Bangunan kandang babi di Gunung Putri Bogor dan ditempat lain yang sudah hancur diperkirakan bernilai Rp.300 miliar – Rp.650 miliar. Wow suatu angka yang sangat mencengangkan. Presiden, KPK dan Kapolri supaya memeriksa penghancuran kandang babi dan penghilangan komoditi unggulan babi tersebut. Uang sebesar itu terbuang percuma, pada hal ini cukup membangun sekolah yang rusak parah yang baru saja dikunjungan SBY. Presiden supaya bertindak tegas agar segera memecat Menteri Pendidikan Muhammad Nuh karena dana Kementerian Pendidikan + Rp.30 triliun yang disetujui dari usulan Rp.50,3 triliun untuk tahun ganggaran 2011 ternyata tidak mampu membangun sekolah yang baik dan bermutu. Kalau SBY ragu atau tidak tegas daripada melakukan terus pembiaran maka saya sebagai Presiden Lembaga Ilmu Pengetahuan Demokrasi dan HAM menganjurkan agar saudara Presiden dan Wakil Presiden segera mengundurkan diri sekalian membubarkan kabinet.

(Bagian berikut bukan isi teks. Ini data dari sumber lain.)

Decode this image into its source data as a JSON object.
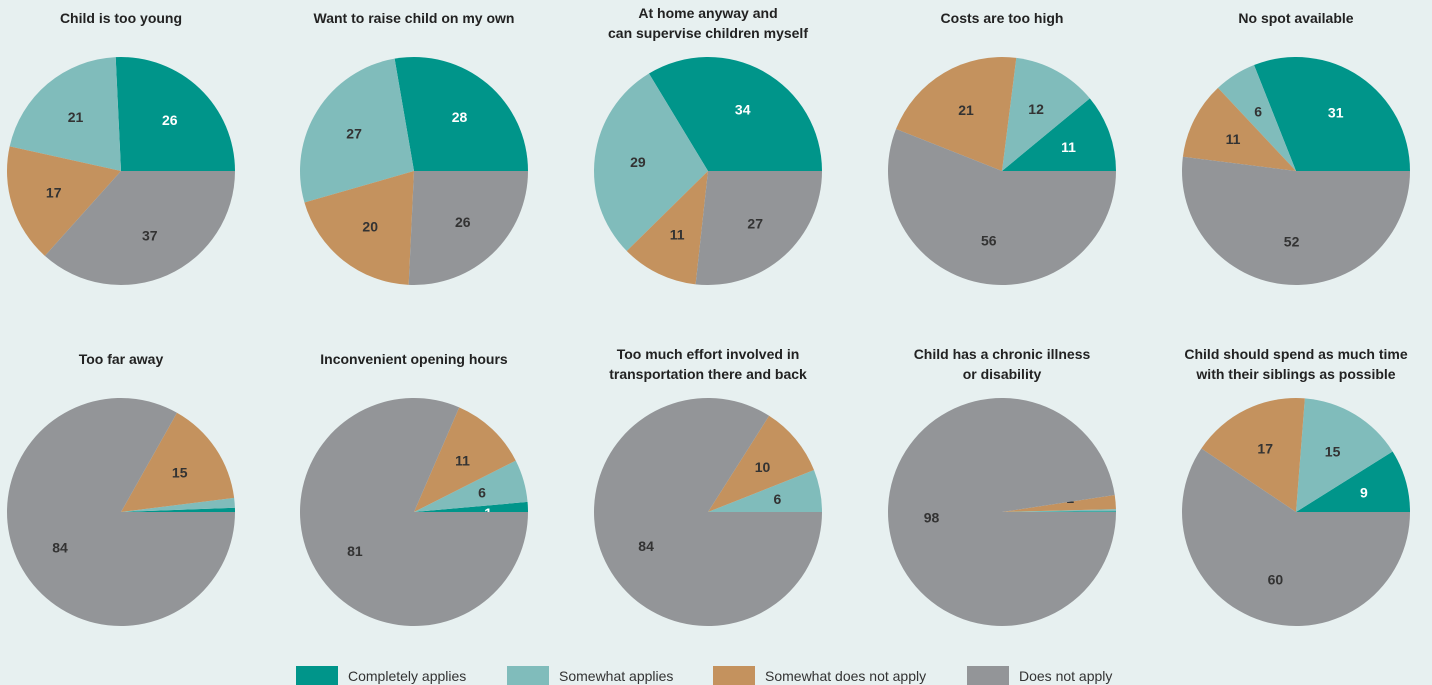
{
  "legend": [
    {
      "key": "completely",
      "label": "Completely applies",
      "color": "#00958a"
    },
    {
      "key": "somewhat",
      "label": "Somewhat applies",
      "color": "#80bcbb"
    },
    {
      "key": "somewhat_not",
      "label": "Somewhat does not apply",
      "color": "#c4925e"
    },
    {
      "key": "not",
      "label": "Does not apply",
      "color": "#939598"
    }
  ],
  "chart_data": [
    {
      "type": "pie",
      "title": [
        "Child is too young"
      ],
      "slices": [
        {
          "series": "Completely applies",
          "value": 26,
          "label": "26"
        },
        {
          "series": "Somewhat applies",
          "value": 21,
          "label": "21"
        },
        {
          "series": "Somewhat does not apply",
          "value": 17,
          "label": "17"
        },
        {
          "series": "Does not apply",
          "value": 37,
          "label": "37"
        }
      ]
    },
    {
      "type": "pie",
      "title": [
        "Want to raise child on my own"
      ],
      "slices": [
        {
          "series": "Completely applies",
          "value": 28,
          "label": "28"
        },
        {
          "series": "Somewhat applies",
          "value": 27,
          "label": "27"
        },
        {
          "series": "Somewhat does not apply",
          "value": 20,
          "label": "20"
        },
        {
          "series": "Does not apply",
          "value": 26,
          "label": "26"
        }
      ]
    },
    {
      "type": "pie",
      "title": [
        "At home anyway and",
        "can supervise children myself"
      ],
      "slices": [
        {
          "series": "Completely applies",
          "value": 34,
          "label": "34"
        },
        {
          "series": "Somewhat applies",
          "value": 29,
          "label": "29"
        },
        {
          "series": "Somewhat does not apply",
          "value": 11,
          "label": "11"
        },
        {
          "series": "Does not apply",
          "value": 27,
          "label": "27"
        }
      ]
    },
    {
      "type": "pie",
      "title": [
        "Costs are too high"
      ],
      "slices": [
        {
          "series": "Completely applies",
          "value": 11,
          "label": "11"
        },
        {
          "series": "Somewhat applies",
          "value": 12,
          "label": "12"
        },
        {
          "series": "Somewhat does not apply",
          "value": 21,
          "label": "21"
        },
        {
          "series": "Does not apply",
          "value": 56,
          "label": "56"
        }
      ]
    },
    {
      "type": "pie",
      "title": [
        "No spot available"
      ],
      "slices": [
        {
          "series": "Completely applies",
          "value": 31,
          "label": "31"
        },
        {
          "series": "Somewhat applies",
          "value": 6,
          "label": "6"
        },
        {
          "series": "Somewhat does not apply",
          "value": 11,
          "label": "11"
        },
        {
          "series": "Does not apply",
          "value": 52,
          "label": "52"
        }
      ]
    },
    {
      "type": "pie",
      "title": [
        "Too far away"
      ],
      "slices": [
        {
          "series": "Completely applies",
          "value": 0.6,
          "label": ""
        },
        {
          "series": "Somewhat applies",
          "value": 1.4,
          "label": "2"
        },
        {
          "series": "Somewhat does not apply",
          "value": 15,
          "label": "15"
        },
        {
          "series": "Does not apply",
          "value": 84,
          "label": "84"
        }
      ]
    },
    {
      "type": "pie",
      "title": [
        "Inconvenient opening hours"
      ],
      "slices": [
        {
          "series": "Completely applies",
          "value": 1.4,
          "label": "1"
        },
        {
          "series": "Somewhat applies",
          "value": 6,
          "label": "6"
        },
        {
          "series": "Somewhat does not apply",
          "value": 11,
          "label": "11"
        },
        {
          "series": "Does not apply",
          "value": 81,
          "label": "81"
        }
      ]
    },
    {
      "type": "pie",
      "title": [
        "Too much effort involved in",
        "transportation there and back"
      ],
      "slices": [
        {
          "series": "Completely applies",
          "value": 0,
          "label": ""
        },
        {
          "series": "Somewhat applies",
          "value": 6,
          "label": "6"
        },
        {
          "series": "Somewhat does not apply",
          "value": 10,
          "label": "10"
        },
        {
          "series": "Does not apply",
          "value": 84,
          "label": "84"
        }
      ]
    },
    {
      "type": "pie",
      "title": [
        "Child has a chronic illness",
        "or disability"
      ],
      "slices": [
        {
          "series": "Completely applies",
          "value": 0.1,
          "label": ""
        },
        {
          "series": "Somewhat applies",
          "value": 0.3,
          "label": "0.3"
        },
        {
          "series": "Somewhat does not apply",
          "value": 2,
          "label": "2"
        },
        {
          "series": "Does not apply",
          "value": 98,
          "label": "98"
        }
      ]
    },
    {
      "type": "pie",
      "title": [
        "Child should spend as much time",
        "with their siblings as possible"
      ],
      "slices": [
        {
          "series": "Completely applies",
          "value": 9,
          "label": "9"
        },
        {
          "series": "Somewhat applies",
          "value": 15,
          "label": "15"
        },
        {
          "series": "Somewhat does not apply",
          "value": 17,
          "label": "17"
        },
        {
          "series": "Does not apply",
          "value": 60,
          "label": "60"
        }
      ]
    }
  ]
}
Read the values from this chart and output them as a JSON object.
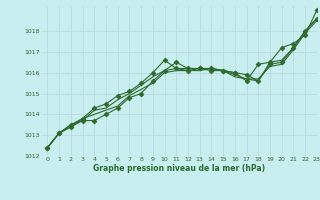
{
  "title": "Graphe pression niveau de la mer (hPa)",
  "background_color": "#c8eef0",
  "grid_color": "#b8dce0",
  "line_color": "#2d6a2d",
  "xlim": [
    -0.5,
    23
  ],
  "ylim": [
    1012,
    1019.2
  ],
  "yticks": [
    1012,
    1013,
    1014,
    1015,
    1016,
    1017,
    1018
  ],
  "xticks": [
    0,
    1,
    2,
    3,
    4,
    5,
    6,
    7,
    8,
    9,
    10,
    11,
    12,
    13,
    14,
    15,
    16,
    17,
    18,
    19,
    20,
    21,
    22,
    23
  ],
  "series": [
    [
      1012.4,
      1013.1,
      1013.4,
      1013.7,
      1013.7,
      1014.0,
      1014.3,
      1014.8,
      1015.0,
      1015.6,
      1016.1,
      1016.5,
      1016.2,
      1016.2,
      1016.2,
      1016.1,
      1016.0,
      1015.9,
      1015.6,
      1016.4,
      1016.5,
      1017.2,
      1018.0,
      1018.6
    ],
    [
      1012.4,
      1013.1,
      1013.4,
      1013.8,
      1014.0,
      1014.2,
      1014.4,
      1014.9,
      1015.2,
      1015.5,
      1016.0,
      1016.1,
      1016.1,
      1016.1,
      1016.2,
      1016.1,
      1015.9,
      1015.7,
      1015.7,
      1016.3,
      1016.4,
      1017.1,
      1017.9,
      1018.5
    ],
    [
      1012.4,
      1013.1,
      1013.5,
      1013.7,
      1014.2,
      1014.3,
      1014.7,
      1015.0,
      1015.4,
      1015.8,
      1016.1,
      1016.2,
      1016.2,
      1016.2,
      1016.2,
      1016.1,
      1015.8,
      1015.7,
      1015.6,
      1016.5,
      1016.6,
      1017.2,
      1018.0,
      1018.6
    ],
    [
      1012.4,
      1013.1,
      1013.5,
      1013.8,
      1014.3,
      1014.5,
      1014.9,
      1015.1,
      1015.5,
      1016.0,
      1016.6,
      1016.2,
      1016.1,
      1016.2,
      1016.1,
      1016.1,
      1016.0,
      1015.6,
      1016.4,
      1016.5,
      1017.2,
      1017.4,
      1017.8,
      1019.0
    ]
  ],
  "marker_indices": [
    0,
    3
  ],
  "marker": "D",
  "marker_size": 2.5,
  "linewidth": 0.8,
  "xlabel_fontsize": 5.5,
  "tick_fontsize": 4.5
}
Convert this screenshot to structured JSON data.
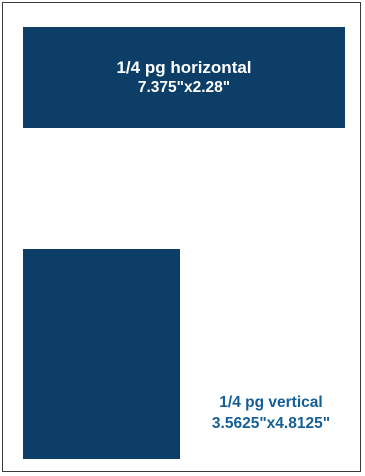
{
  "colors": {
    "ad_fill": "#0c3e68",
    "caption_text": "#155f96",
    "box_text": "#ffffff",
    "frame_border": "#3a3a3a"
  },
  "horizontal_ad": {
    "title": "1/4 pg horizontal",
    "dimensions": "7.375\"x2.28\""
  },
  "vertical_ad": {
    "title": "1/4 pg vertical",
    "dimensions": "3.5625\"x4.8125\""
  }
}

Bulan Juni 2010 saya sudah membuat laporan agar disediakan dana sebesar Rp.750 miliar untuk mengembangkan kelinci di Bandara Udara Abdurachman Saleh Malang. Laporan ini saya lakukan sehubungan dengan ditempatkannya saya di Balitnak Ciawi Bogor.

Perjanjian dengan Sekretaris Badan Litbang Pertanian dan Kepala Badan Litbang Pertanian Jakarta atas kepindahan saya ke Balitnak Ciawi adalah sebagai peneliti. Namun karena persyaratan LIPI yang uju buneh dan LIPI yang kagak punya prestasi dalam riset namun harus ditaati maka tidak jelas lagi mau ngapain saya di Balitnak? LIPI (Lembaga Ilmu Pengetahuan Indonesia) mengingat fungsinya sebagai media mafia peneliti sudah pantas menyandang gelar Lembaga Peneliti Pencuri Ilmu.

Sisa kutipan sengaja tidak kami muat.